I don't know of any theoretical way to decide which method is faster, and even if I did, I'm not sure I would trust it. So let's write some code and test it.
If we package our pickle/shelve managers in classes with a common interface, then it will be easy to swap them in and out of your code.

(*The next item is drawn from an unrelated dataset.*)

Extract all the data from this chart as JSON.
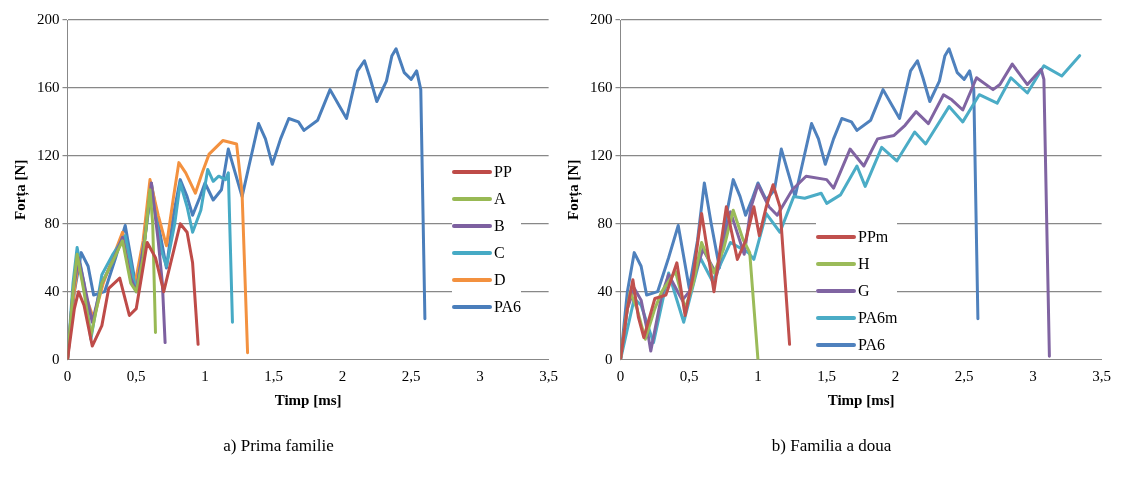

So if at some future point you discover one is better than the other (or discover some even better way) all you have to do is write a class with the same interface and you'll be able to plug the new class into your code with very little modification to anything else.
test.py:
import cPickle
import shelve
import os
class PickleManager(object):
def store(self,name,value):
with open(name,'w') as f:
cPickle.dump(value,f)
def load(self,name):
with open(name,'r') as f:
return cPickle.load(f)
class ShelveManager(object):
def __enter__(self):
if os.path.exists(self.fname):
self.shelf=shelve.open(self.fname)
else:
self.shelf=shelve.open(self.fname,'n')
return self
def __exit__(self,ext_type,exc_value,traceback):
self.shelf.close()
def __init__(self,fname):
self.fname=fname
def store(self,name,value):
self.shelf[name]=value
def load(self,name):
return self.shelf[name]
def write(manager):
for i in range(100):
fname='/tmp/{i}.dat'.format(i=i)
data='The sky is so blue'*100
manager.store(fname,data)
def read(manager):
for i in range(100):
fname='/tmp/{i}.dat'.format(i=i)
manager.load(fname)
Normally, you'd use PickleManager like this:
manager=PickleManager()
manager.load(...)
manager.store(...)
while you'd use the ShelveManager like this:
with ShelveManager('/tmp/shelve.dat') as manager:
manager.load(...)
manager.store(...)
But to test performance, you could do something like this:
python -mtimeit -s'import test' 'with test.ShelveManager("/tmp/shelve.dat") as s: test.read(s)'
python -mtimeit -s'import test' 'test.read(test.PickleManager())'
python -mtimeit -s'import test' 'with test.ShelveManager("/tmp/shelve.dat") as s: test.write(s)'
python -mtimeit -s'import test' 'test.write(test.PickleManager())'
At least on my machine, the results came out like this:
read (ms) write (ms)
PickleManager 9.26 7.92
ShelveManager 5.32 30.9
So it looks like ShelveManager may be faster at reading, but PickleManager may be faster at writing.
Be sure to run these tests yourself. Timeit results can vary due to version of Python, OS, filesystem type, hardware, etc.
Also, note my write
and read
functions generate very small files. You'll want to test this on data more similar to your use case.